Well, doesn’t that sound familiar? I do have a question though, was it his private server or was it somebody else’s private server? Either way, obviously this was done to dodge Federal record keeping laws just like Hillary Clinton did.

    henrybowman in reply to Ironclaw. | August 28, 2025 at 7:13 pm

    I believe the article is misleading in saying that he “allegedly transmitted classified documents over a private server.” From other reports, it sounds like what he did was communicate classified information from his memory, to other parties such as his publisher, at their email addresses on public servers, such as Google. In other words, he composed emails that contained classified stuff that he happened to know, and sent them through public (insecure) channels. There were no “documents” involved other than the ones he composed himself. So it wasn’t to evade federal record keeping, it was done incidentally for the profit involved in publishing a book.

      JackinSilverSpring in reply to henrybowman. | August 28, 2025 at 10:41 pm

      That may be true, but it appears he was divulging state secrets, albeit inadvertently, to a foreign power, and he should have known better. I once thought highly of him, but this seems no better than Aunt Hill’s use of a bathroom server. How disappointing.

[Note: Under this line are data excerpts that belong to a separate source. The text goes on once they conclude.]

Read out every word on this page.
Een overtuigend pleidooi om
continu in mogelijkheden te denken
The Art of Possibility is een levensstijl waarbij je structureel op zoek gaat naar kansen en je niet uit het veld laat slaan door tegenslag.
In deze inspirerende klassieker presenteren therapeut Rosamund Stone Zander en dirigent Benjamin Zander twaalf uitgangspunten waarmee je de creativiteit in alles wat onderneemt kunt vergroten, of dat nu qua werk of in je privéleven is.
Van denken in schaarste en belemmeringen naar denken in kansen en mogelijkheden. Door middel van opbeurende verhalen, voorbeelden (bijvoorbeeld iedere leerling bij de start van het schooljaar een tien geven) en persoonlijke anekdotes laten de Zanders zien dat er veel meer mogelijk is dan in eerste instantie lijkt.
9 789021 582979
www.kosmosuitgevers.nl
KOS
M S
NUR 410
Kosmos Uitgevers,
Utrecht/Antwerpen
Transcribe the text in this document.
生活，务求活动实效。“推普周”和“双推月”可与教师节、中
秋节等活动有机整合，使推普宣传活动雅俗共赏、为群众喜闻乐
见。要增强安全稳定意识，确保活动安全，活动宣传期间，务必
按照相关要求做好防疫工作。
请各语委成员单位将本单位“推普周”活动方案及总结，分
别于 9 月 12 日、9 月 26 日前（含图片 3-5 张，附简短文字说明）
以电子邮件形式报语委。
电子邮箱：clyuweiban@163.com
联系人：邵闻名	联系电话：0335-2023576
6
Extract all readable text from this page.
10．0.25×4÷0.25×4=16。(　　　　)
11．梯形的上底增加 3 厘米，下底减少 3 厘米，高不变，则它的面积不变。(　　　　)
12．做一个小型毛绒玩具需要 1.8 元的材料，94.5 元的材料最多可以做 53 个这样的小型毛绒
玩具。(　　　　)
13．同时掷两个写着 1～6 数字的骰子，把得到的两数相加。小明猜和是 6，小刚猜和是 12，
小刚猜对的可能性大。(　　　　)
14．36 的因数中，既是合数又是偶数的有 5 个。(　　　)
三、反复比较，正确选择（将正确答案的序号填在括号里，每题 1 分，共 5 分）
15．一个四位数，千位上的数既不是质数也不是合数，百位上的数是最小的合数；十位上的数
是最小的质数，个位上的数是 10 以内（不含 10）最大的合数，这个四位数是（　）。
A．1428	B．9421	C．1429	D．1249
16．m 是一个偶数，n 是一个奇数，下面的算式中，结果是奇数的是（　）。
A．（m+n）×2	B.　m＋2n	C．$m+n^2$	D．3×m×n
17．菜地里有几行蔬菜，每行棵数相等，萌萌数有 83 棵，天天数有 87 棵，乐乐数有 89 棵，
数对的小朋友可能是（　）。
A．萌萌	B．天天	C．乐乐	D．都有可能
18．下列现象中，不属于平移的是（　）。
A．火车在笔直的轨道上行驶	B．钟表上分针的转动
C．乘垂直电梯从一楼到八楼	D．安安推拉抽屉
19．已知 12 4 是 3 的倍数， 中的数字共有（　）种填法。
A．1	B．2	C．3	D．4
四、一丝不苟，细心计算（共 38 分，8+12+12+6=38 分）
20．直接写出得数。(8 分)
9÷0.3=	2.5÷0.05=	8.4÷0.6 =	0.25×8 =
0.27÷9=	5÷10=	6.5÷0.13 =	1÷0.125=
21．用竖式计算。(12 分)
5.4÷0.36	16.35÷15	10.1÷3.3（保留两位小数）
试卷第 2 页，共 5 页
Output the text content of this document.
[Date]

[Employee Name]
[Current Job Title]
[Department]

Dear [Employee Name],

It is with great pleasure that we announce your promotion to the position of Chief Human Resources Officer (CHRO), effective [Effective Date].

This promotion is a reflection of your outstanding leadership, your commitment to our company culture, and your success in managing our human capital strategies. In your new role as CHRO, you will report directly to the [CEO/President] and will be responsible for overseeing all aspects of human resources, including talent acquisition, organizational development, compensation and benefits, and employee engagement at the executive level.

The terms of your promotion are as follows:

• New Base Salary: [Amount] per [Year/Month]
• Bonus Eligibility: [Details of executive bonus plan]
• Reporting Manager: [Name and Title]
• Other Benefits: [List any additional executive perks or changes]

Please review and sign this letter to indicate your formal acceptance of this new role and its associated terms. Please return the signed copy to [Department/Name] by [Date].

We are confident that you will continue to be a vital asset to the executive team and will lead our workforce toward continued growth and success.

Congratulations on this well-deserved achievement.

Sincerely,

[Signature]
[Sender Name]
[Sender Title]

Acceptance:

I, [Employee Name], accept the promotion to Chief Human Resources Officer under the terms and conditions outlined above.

        henrybowman in reply to JackinSilverSpring. | August 29, 2025 at 2:08 am

        I didn’t say that what he did wasn’t a violation… I just pointed out that he was not in the business of setting up public or private servers in order to deliberately evade federal record keeping (which is exactly what Hillary did, and yet it showed “no intent,” my shiny metal ass).
        Bolton just had a big mouth.

          JackinSilverSpring in reply to henrybowman. | August 29, 2025 at 9:25 am

          I don’t think we’re disagreeing, but he should have known better than to use an insecure line to convey state secrets.

        Inadvertently? Choosing to share classified info using non secure platforms with individuals who lack specific need to know was not an inadvertent choice. Instead it was a series of deliberately unlawful actions taken in contravention of established regulations which exist to prevent such disclosures/intercepts. It doesn’t matter if he wrote a synopsis from memory, sent a photo copy or an original document, all that matters is the unauthorized sharing of classified info.

          JackinSilverSpring in reply to CommoChief. | August 29, 2025 at 2:26 pm

          I was being nice.

          CommoChief in reply to CommoChief. | August 29, 2025 at 6:19 pm

          Jack,

          I can understand your impulse to be ‘nice’ but IMO we should stop ascribing good faith to the DC establishment, neocon,.globalists b/c frankly they have demonstrated they don’t operate in good faith. That doesn’t mean we can’t be empathetic to them for all well deserved punishment they face and the impact it will have on them their families but that shouldn’t mitigate the punishment from our judicial system or the public scorn.

Pity that James Comey is too busy going to Taylor Swift concerts.

E Howard Hunt | August 28, 2025 at 7:55 pm

Bolton bested Sandy Berger by smuggling out classified documents under his mustache.

oops

even his mustache looks butthurt

Of all people, someone like Bolton should know better than to put anything classified into an email. What is the matter with him?